Hybrid Data Modeling: Capture A “Picture” Of Data That Speaks To Business Users

Most data management practitioners are aware of the challenges in orchestrating an effective and collaborative conversation between business and IT professionals about corporate data. What’s required is an on-ramp to engage business users in a meaningful conversation about data, which will enable them to “paint a picture” of the data that is important to them.

To be useful, this picture needs to represent the system’s technical metadata – accurately capturing the business interpretation of the data buried deep within the system architecture. Data modeling is often used as the “palette” of choice to convey this business view of data.

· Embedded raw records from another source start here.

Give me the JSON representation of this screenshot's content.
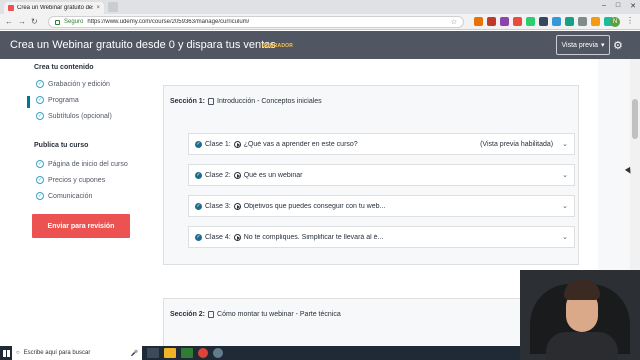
{
  "browser": {
    "tab_title": "Crea un Webinar gratuito desde",
    "tab_close": "×",
    "secure_label": "Seguro",
    "url": "https://www.udemy.com/course/2059363/manage/curriculum/",
    "profile_initial": "N"
  },
  "header": {
    "course_title": "Crea un Webinar gratuito desde 0 y dispara tus ventas",
    "draft_badge": "BORRADOR",
    "preview_label": "Vista previa"
  },
  "sidebar": {
    "create_heading": "Crea tu contenido",
    "create_items": [
      "Grabación y edición",
      "Programa",
      "Subtítulos (opcional)"
    ],
    "publish_heading": "Publica tu curso",
    "publish_items": [
      "Página de inicio del curso",
      "Precios y cupones",
      "Comunicación"
    ],
    "submit_label": "Enviar para revisión"
  },
  "sections": [
    {
      "label": "Sección 1:",
      "title": "Introducción - Conceptos iniciales",
      "lectures": [
        {
          "label": "Clase 1:",
          "title": "¿Qué vas a aprender en este curso?",
          "preview": "(Vista previa habilitada)"
        },
        {
          "label": "Clase 2:",
          "title": "Qué es un webinar",
          "preview": ""
        },
        {
          "label": "Clase 3:",
          "title": "Objetivos que puedes conseguir con tu web...",
          "preview": ""
        },
        {
          "label": "Clase 4:",
          "title": "No te compliques. Simplificar te llevará al é...",
          "preview": ""
        }
      ]
    },
    {
      "label": "Sección 2:",
      "title": "Cómo montar tu webinar - Parte técnica",
      "lectures": []
    }
  ],
  "taskbar": {
    "search_placeholder": "Escribe aquí para buscar"
  },
  "colors": {
    "header_bg": "#505763",
    "submit_red": "#ec5252",
    "accent_teal": "#007791",
    "draft_yellow": "#f4c150"
  }
}
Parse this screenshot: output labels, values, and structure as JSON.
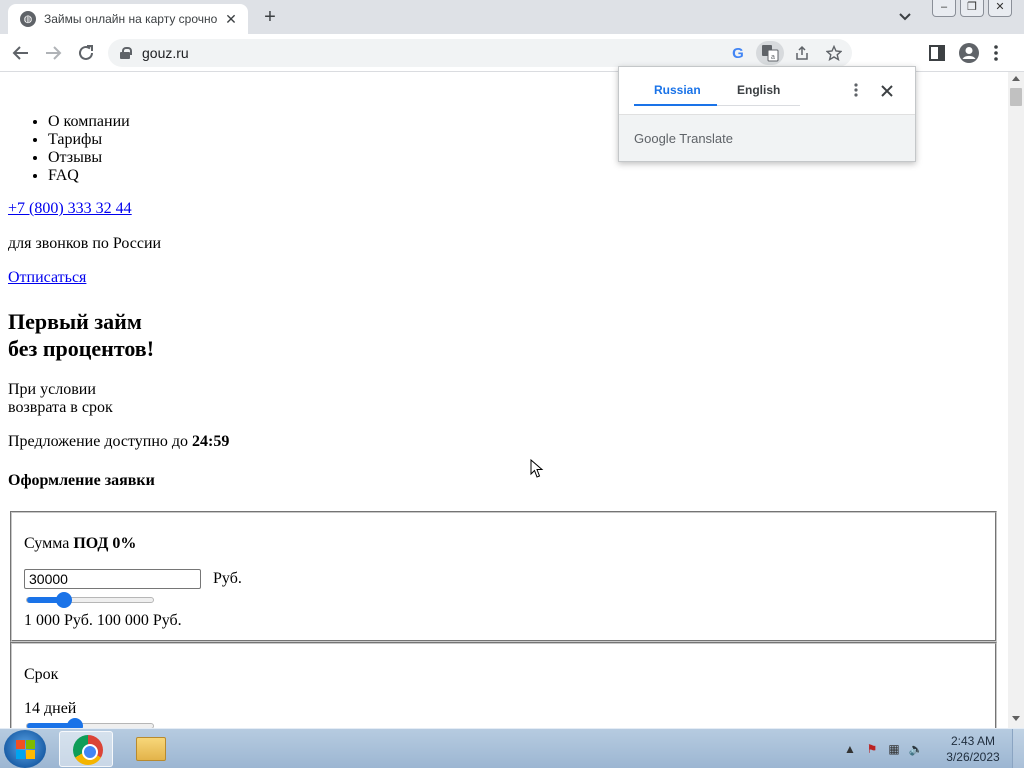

Generally speaking, data modeling has four layers (see figure), each of which serves a distinct purpose and audience. The first two layers – subject area and conceptual models – are intended for conversations and communication with business users. These layers convey the main business and data concepts, highlight key entities and attributes, and are ideal for communication (but not for database design).

The bottom two layers – logical and physical – are more for IT design, development, communication, and execution purposes.

In the past, leveraging data models as a communication vehicle has achieved mixed results. Common criticisms are that the modeling output is too far removed from the physical system logic, making it difficult to act on anything on the modeling output. And once the models are done, they are too static and hard to update or change based on new business requirements or changes to the system of record. The good news is there is a way to address both challenges.

Reverse-engineered, hybrid data modeling

With the right mix of people, process, and technology, you can develop and deploy an effective top-down/bottom-up hybrid modeling solution. For example, you can leverage two best-of-breed applications to effectively bring business and IT users together to effectively collaborate and capture the essence of the business’s priorities. And you can run multiple parallel modeling workshops for different systems where all teams can arrive with the same consistent look and feel for every model, for every system.

The result of this business and IT modeling collaboration provides a clear line of sight and traceability from the priorities identified by the business, to the tables and fields in the originating systems of record.

Best-of-breed technology platforms

By combining the unique features and functions of an information governance solution and a case modeling tool (UML design tool), you can quickly create a comprehensive, integrated solution.

To do so, your team needs to develop a custom toolbar and import/export templates integrating both solutions. Combined, these assets ensure that 1) data models are created with the same consistent look and feel and, 2) data exchanged between the two applications is done in a comprehensive, controlled, and validated way.

Data modeling solution workshop methodology

You should consider engaging data specialists familiar with both the granular data captured in systems of record, as well as information governance and case tool integration. The data specialists need to lead facilitated workshops with organization business, information management, and IT stakeholders to create subject area and conceptual models for any system.

Additionally, the data specialists need to follow a hybrid – top-down and bottom-up – approach where models are reverse-engineered from system data dictionaries and technical metadata, and multiple sources of input are leveraged for validation throughout the modeling process.

Data modeling solution approach benefits

With a tight technology integration and methodology established, your company can benefit greatly from data modeling, including engaging system business and technology stakeholders alike to effectively collaborate in a hybrid modeling approach. Another key benefit is rapidly creating data models via a dynamic modeling solution infrastructure. This makes it easy to change and refresh models on a continuous basis (with applied, appropriate governance). And it enables objectively linking what is modeled at the business level – subject area and conceptual level – to where the related data resides in physical systems of record.

Finally, you can effectively leverage the modeling output as input for related data-management initiatives, including (but not limited to):

  • Subject area and entity definitions => business glossary
  • Classified entities => centralized master data creation and maintenance
  • Unique entity ids => algorithmic cross-system entity matching
  • Data elements => data quality requirements
  • Entity associations => business rule requirements for current and future state systems
  • Subject area models => structured data governance organization/business data steward roles.

By using the hybrid data modeling approach to create data model diagrams, teams can effectively create a reliable “line of sight” for their corporate data. Using the data from physical systems of record helps to rapidly establish and objectively link items of importance identified by business users to where these things actually reside in physical systems of record.

The end result is a picture of the forest – as well as the trees – that can provide tangible input to a road map of enterprise data management initiatives.